Il “Board of Peace” di Donald Trump e il contesto internazionale
Il “Board of Peace” è stato istituito con l’obiettivo di monitorare il rispetto del cessate il fuoco e facilitare gli interventi di ricostruzione nella regione di Gaza, una delle zone più conflittuali del Medio Oriente. L’organismo è stato promosso durante il secondo mandato di Donald Trump, che è tornato alla presidenza degli Stati Uniti nel gennaio 2025, diventando il 47º Presidente. Trump, già in passato, aveva assunto posizioni molto decise sulla questione mediorientale e ha mantenuto un ruolo di rilievo negli equilibri geopolitici internazionali durante il suo ritorno alla Casa Bianca.

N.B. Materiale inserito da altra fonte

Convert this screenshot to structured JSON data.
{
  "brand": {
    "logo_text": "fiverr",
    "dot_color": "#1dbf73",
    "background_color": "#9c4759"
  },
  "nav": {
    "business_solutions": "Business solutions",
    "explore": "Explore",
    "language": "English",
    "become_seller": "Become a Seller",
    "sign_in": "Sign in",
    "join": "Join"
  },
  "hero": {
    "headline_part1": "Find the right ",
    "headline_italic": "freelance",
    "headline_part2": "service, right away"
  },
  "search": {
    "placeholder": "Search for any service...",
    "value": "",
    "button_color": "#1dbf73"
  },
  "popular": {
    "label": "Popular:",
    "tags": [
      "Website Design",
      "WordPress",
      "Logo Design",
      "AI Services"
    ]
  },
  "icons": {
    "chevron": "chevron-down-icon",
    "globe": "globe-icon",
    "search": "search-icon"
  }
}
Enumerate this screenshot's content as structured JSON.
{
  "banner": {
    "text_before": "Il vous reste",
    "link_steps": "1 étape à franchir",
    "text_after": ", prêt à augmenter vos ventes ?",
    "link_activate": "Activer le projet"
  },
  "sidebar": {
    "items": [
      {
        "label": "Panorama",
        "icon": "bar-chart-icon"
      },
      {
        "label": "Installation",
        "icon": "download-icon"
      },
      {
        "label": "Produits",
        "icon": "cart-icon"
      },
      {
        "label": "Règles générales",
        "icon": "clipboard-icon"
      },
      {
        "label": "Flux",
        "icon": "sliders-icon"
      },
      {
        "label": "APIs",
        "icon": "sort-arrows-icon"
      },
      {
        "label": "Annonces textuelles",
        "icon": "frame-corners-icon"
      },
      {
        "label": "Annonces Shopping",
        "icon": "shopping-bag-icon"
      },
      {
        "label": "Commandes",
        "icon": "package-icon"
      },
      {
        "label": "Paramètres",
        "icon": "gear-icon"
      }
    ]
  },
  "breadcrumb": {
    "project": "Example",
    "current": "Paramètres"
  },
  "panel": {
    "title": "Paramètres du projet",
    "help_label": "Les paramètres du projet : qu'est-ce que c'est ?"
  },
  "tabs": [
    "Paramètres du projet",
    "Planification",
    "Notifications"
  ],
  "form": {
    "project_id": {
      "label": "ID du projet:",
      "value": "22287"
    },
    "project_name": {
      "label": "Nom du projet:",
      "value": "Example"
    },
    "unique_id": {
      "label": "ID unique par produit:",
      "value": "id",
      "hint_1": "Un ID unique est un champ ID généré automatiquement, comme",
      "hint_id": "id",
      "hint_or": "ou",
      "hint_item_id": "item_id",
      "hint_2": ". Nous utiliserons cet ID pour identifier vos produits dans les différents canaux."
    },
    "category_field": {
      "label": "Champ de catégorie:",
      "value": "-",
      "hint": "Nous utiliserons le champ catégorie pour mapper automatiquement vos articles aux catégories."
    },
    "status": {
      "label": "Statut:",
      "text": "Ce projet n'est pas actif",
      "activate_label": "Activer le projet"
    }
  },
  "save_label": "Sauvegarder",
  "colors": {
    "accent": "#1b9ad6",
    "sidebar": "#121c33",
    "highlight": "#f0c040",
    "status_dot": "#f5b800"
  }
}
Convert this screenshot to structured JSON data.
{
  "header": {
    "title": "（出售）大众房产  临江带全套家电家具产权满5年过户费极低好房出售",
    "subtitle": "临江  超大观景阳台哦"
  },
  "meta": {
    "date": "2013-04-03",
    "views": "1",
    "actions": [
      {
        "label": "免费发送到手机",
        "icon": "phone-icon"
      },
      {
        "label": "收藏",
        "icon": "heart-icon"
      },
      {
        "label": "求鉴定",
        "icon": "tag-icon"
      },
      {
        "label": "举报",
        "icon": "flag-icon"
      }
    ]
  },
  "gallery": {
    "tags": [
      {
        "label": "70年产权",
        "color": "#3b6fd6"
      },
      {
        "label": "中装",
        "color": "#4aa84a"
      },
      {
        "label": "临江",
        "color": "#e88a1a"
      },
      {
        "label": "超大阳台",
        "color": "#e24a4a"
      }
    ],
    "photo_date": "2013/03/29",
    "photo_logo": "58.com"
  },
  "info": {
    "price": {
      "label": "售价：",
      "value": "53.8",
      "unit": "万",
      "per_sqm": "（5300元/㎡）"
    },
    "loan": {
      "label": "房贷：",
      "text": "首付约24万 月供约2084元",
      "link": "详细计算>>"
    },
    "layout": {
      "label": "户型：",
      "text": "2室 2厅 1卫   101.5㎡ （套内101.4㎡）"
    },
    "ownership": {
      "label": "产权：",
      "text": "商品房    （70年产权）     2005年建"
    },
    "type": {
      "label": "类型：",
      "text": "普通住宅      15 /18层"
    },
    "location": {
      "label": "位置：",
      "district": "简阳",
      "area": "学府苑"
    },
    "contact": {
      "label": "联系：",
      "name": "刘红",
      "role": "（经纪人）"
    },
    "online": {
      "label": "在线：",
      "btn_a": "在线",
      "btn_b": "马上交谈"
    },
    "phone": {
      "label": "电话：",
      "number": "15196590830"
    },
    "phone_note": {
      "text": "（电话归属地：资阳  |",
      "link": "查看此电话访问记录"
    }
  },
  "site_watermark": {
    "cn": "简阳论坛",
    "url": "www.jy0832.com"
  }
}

La manifestazione di oggi a Milano si inserisce in un clima di crescente attenzione internazionale verso il conflitto israelo-palestinese e riflette le tensioni che ancora persistono, con richieste di giustizia e diritti umani da parte di gruppi di attivisti e comunità palestinesi. Il riferimento critico al “Board of genocide” sottolinea la diffidenza di alcuni settori della società civile nei confronti degli organismi internazionali e delle iniziative politiche che percepiscono come insufficienti o addirittura dannose per la tutela dei diritti del popolo palestinese.
Il corteo si è concluso senza incidenti, ma con un messaggio chiaro di dissenso verso le attuali dinamiche diplomatiche e le strategie adottate per la gestione del conflitto in Medio Oriente, in particolare quelle legate all’amministrazione Trump.